Occurrence in Wales: tyrolite is a rare mineral in the British Isles. Wales has produced some of the more notable occurrences, particularly over recent years. Saich & Rust (1987) describe a 'tyrolite'-like mineral from a trial level near Bontddu, Dolgellau, Gwynedd. Although still unconfirmed, further discoveries have resulted in some of the best British tyrolite being collected. Fine radiating sprays of a sulphatian tyrolite, coating fracture surfaces in veinstone at Gwaith-yr-afon Mine in Central Wales were collected in the late 1980s (Rust & Mason, 1994) and more recently superb specimens of platy tyrolite rosettes have been found at Dolyhir Quarry in Powys (Cotterell et al., 2011).

Key Localities:

  • Bontddu, Dolgellau, Gwynedd: Saich & Rust (1987) report a 'tyrolite'-like mineral, typically forming exceedingly rare bright blue scattered flattened radial sprays and hemispherical masses to 0.2 mm, and as botryoidal masses on joints in veinstone from a trial level near Bontddu. Bevins (1994) describes the botryoidal masses as reaching 2 mm across.
  • Capel Hermon, Coed y Brenin, Gwynedd: Armstrong et al. (2003) describe tyrolite and malachite altering from small patches of tennantite within intensely sericitised microtonalite from a forest road-cut at NGR SH 748 256. Analysis of material collected by the National Museum of Wales shows this mineral to have an X-ray diffraction pattern similar to tyrolite, although not identical. This tyrolite-type mineral forms flat-lying radiating aggregates (to several mm across) of platy pearly bluish green crystals coating the microtonalite in association with tennantite.
  • Dolyhir Quarry, Old Radnor, Powys: superb crystallized samples to large hand specimen size collected, from a chalcocite vein exposed in Dolyhir Limestone at the northern end of the quarry, display rich, pearly, bluish green tyrolite in radial sprays to 8 mm across and dark blue azurite. Tyrolite has also been found as radiating sprays on fracture planes within gritty sandstone near to the quarry entrance.
  • Gwaith-yr-Afon Mine, Goginan, Ceredigion: described by Rust & Mason (1994) as low carbonate, sulphatian tyrolite. Tyrolite, occurs abundantly underground as bright blue, green or whitish flat-lying radial groups of sectile lath-like crystals in fractures in altered quartz-chalcopyrite veinstone. Occasional spherical aggregates of compact platy crystals occur within quartz cavities. Crystal sprays reach 4 mm in diameter, but are typically 1-2 m across. A number of fine small display specimens richly covered with radiating sprays have been collected. In comparison with other arsenate minerals tyrolite is locally very abundant at Gwaith-yr-Afon.

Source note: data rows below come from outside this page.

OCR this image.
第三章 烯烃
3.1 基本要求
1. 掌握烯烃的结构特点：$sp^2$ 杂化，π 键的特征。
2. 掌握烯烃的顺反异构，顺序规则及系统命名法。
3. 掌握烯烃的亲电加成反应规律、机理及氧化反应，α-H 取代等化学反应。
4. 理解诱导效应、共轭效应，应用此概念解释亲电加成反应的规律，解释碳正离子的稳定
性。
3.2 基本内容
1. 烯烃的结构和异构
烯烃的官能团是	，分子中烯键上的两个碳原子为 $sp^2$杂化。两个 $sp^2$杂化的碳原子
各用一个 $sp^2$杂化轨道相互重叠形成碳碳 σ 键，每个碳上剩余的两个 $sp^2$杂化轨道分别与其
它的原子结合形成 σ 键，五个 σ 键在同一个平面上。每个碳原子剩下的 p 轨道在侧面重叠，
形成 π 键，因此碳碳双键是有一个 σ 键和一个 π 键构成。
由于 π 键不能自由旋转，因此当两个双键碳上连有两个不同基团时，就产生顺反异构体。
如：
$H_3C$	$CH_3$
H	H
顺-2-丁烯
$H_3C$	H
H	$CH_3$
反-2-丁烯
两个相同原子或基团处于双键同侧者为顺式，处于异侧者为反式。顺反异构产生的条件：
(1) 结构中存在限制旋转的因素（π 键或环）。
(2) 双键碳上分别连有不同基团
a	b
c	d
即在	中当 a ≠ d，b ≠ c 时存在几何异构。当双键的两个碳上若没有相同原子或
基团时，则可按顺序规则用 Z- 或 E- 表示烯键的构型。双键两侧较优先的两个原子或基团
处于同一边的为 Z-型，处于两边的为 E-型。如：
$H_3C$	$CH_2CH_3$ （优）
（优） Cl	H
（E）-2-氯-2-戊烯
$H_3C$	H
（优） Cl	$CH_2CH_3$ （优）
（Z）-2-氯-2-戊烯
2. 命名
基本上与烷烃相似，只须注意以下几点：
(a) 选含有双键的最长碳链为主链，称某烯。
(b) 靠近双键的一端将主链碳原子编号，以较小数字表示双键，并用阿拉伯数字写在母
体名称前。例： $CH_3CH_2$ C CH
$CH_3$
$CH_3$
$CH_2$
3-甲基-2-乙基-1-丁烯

  1. Armstrong, R., Herrington, R.J. & Savage, M.A., 2003. Tennantite and tyrolite from the Coed y Brenin forest, North Wales. Journal of the Russell Society, 8(1), 18.

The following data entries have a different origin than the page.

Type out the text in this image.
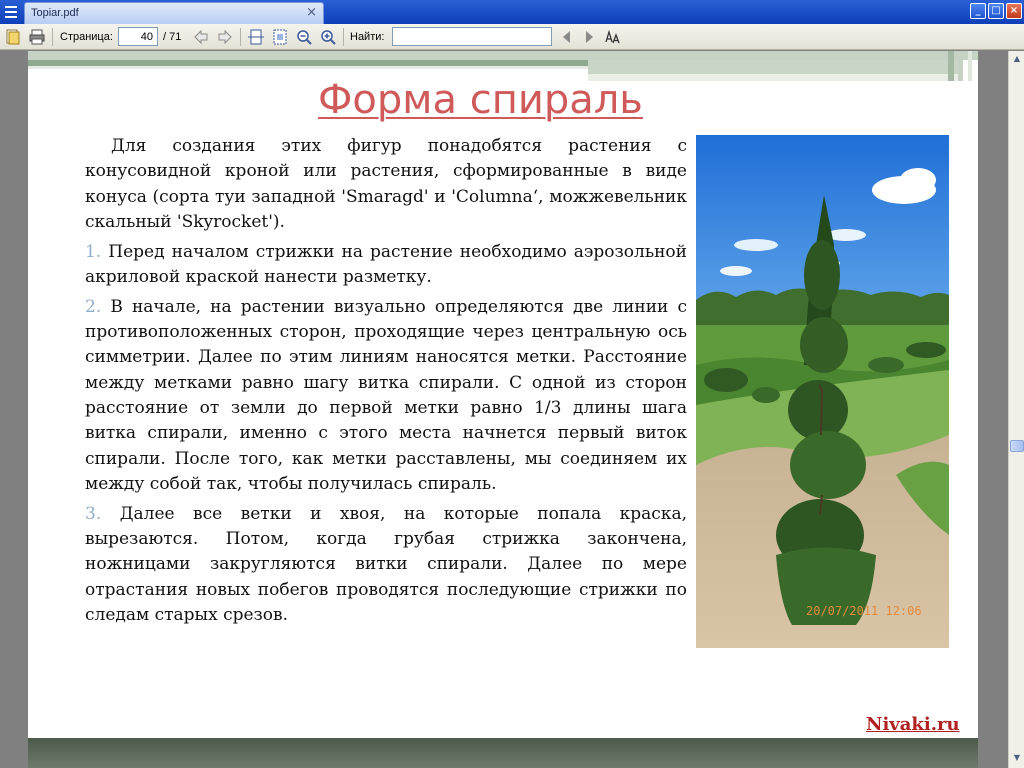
Topiar.pdf	×	_	□ ×
Страница:
40	/ 71	Найти:
Форма спираль

Для создания этих фигур понадобятся растения с конусовидной кроной или растения, сформированные в виде конуса (сорта туи западной 'Smaragd' и 'Columna‘, можжевельник скальный 'Skyrocket').

1. Перед началом стрижки на растение необходимо аэрозольной акриловой краской нанести разметку.

2. В начале, на растении визуально определяются две линии с противоположенных сторон, проходящие через центральную ось симметрии. Далее по этим линиям наносятся метки. Расстояние между метками равно шагу витка спирали. С одной из сторон расстояние от земли до первой метки равно 1/3 длины шага витка спирали, именно с этого места начнется первый виток спирали. После того, как метки расставлены, мы соединяем их между собой так, чтобы получилась спираль.

3. Далее все ветки и хвоя, на которые попала краска, вырезаются. Потом, когда грубая стрижка закончена, ножницами закругляются витки спирали. Далее по мере отрастания новых побегов проводятся последующие стрижки по следам старых срезов.	20/07/2011 12:06
Nivaki.ru
▲
▼
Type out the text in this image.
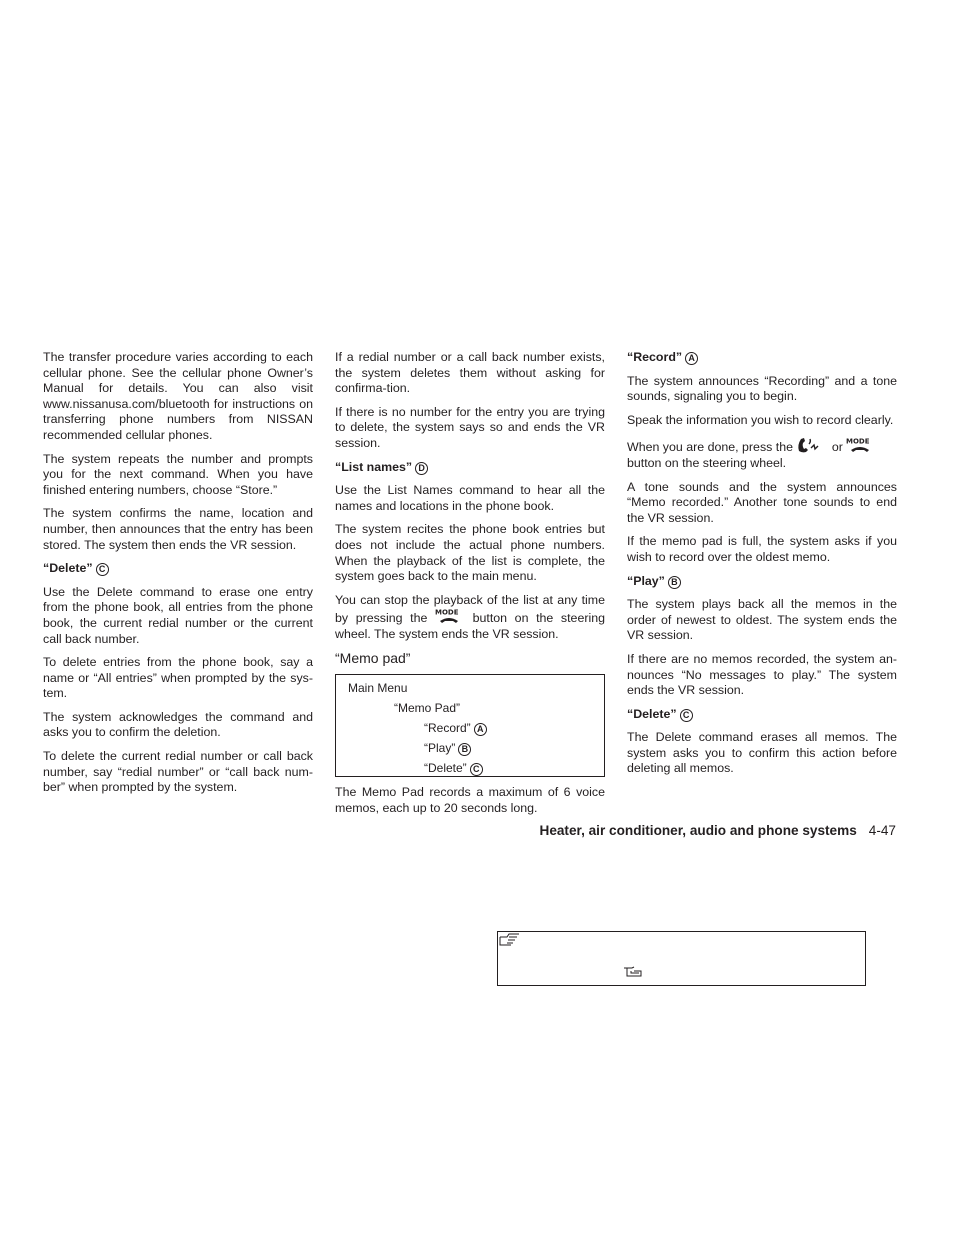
The transfer procedure varies according to each cellular phone. See the cellular phone Owner’s Manual for details. You can also visit www.nissanusa.com/bluetooth for instructions on transferring phone numbers from NISSAN recommended cellular phones.

The system repeats the number and prompts you for the next command. When you have finished entering numbers, choose “Store.”

The system confirms the name, location and number, then announces that the entry has been stored. The system then ends the VR session.

“Delete” C

Use the Delete command to erase one entry from the phone book, all entries from the phone book, the current redial number or the current call back number.

To delete entries from the phone book, say a name or “All entries” when prompted by the sys-tem.

The system acknowledges the command and asks you to confirm the deletion.

To delete the current redial number or call back number, say “redial number” or “call back num-ber” when prompted by the system.

If a redial number or a call back number exists, the system deletes them without asking for confirma-tion.

If there is no number for the entry you are trying to delete, the system says so and ends the VR session.

“List names” D

Use the List Names command to hear all the names and locations in the phone book.

The system recites the phone book entries but does not include the actual phone numbers. When the playback of the list is complete, the system goes back to the main menu.

You can stop the playback of the list at any time by pressing the MODE button on the steering wheel. The system ends the VR session.

“Memo pad”
Main Menu
“Memo Pad”
“Record” A
“Play” B
“Delete” C

The Memo Pad records a maximum of 6 voice memos, each up to 20 seconds long.

“Record” A

The system announces “Recording” and a tone sounds, signaling you to begin.

Speak the information you wish to record clearly.

When you are done, press the	or MODE
button on the steering wheel.

A tone sounds and the system announces “Memo recorded.” Another tone sounds to end the VR session.

If the memo pad is full, the system asks if you wish to record over the oldest memo.

“Play” B

The system plays back all the memos in the order of newest to oldest. The system ends the VR session.

If there are no memos recorded, the system an-nounces “No messages to play.” The system ends the VR session.

“Delete” C

The Delete command erases all memos. The system asks you to confirm this action before deleting all memos.

Heater, air conditioner, audio and phone systems 4-47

  2. Bevins, R.E., 1994. A Mineralogy of Wales National Museum of Wales, Geological Series No. 16, Cardiff, 146pp.
  3. Bevins, R.E. & Mason, J.S., 1997. Welsh metallophyte and metallogenic evaluation project: Results of a minesite survey of Dyfed and Powys. CCW Contract Science Report No. 156. National Museums & Galleries of Wales.
  4. Cotterell, T.F., Green, D.I., Hubbard, N., Mason, J.S., Starkey, R.E. and Tindle, A.G., 2011. The Mineralogy of Dolyhir Quarry, Old Radnor, Powys, Wales. UK Journal of Mines and Minerals, 32, 5-61.
  5. Rust, S.A. & Mason, J.S., 1994. An unusual occurrence of arsenate minerals at Gwaith-yr-Afon mine, Dyfed, Wales. Journal of the Russell Society, 5(2), 109-113.
  6. Saich, D.A. & Rust, S.A., 1987. Micro-minerals from a trial level in Wales. U.K. Journal of Mines and Minerals, No. 3, 3-4.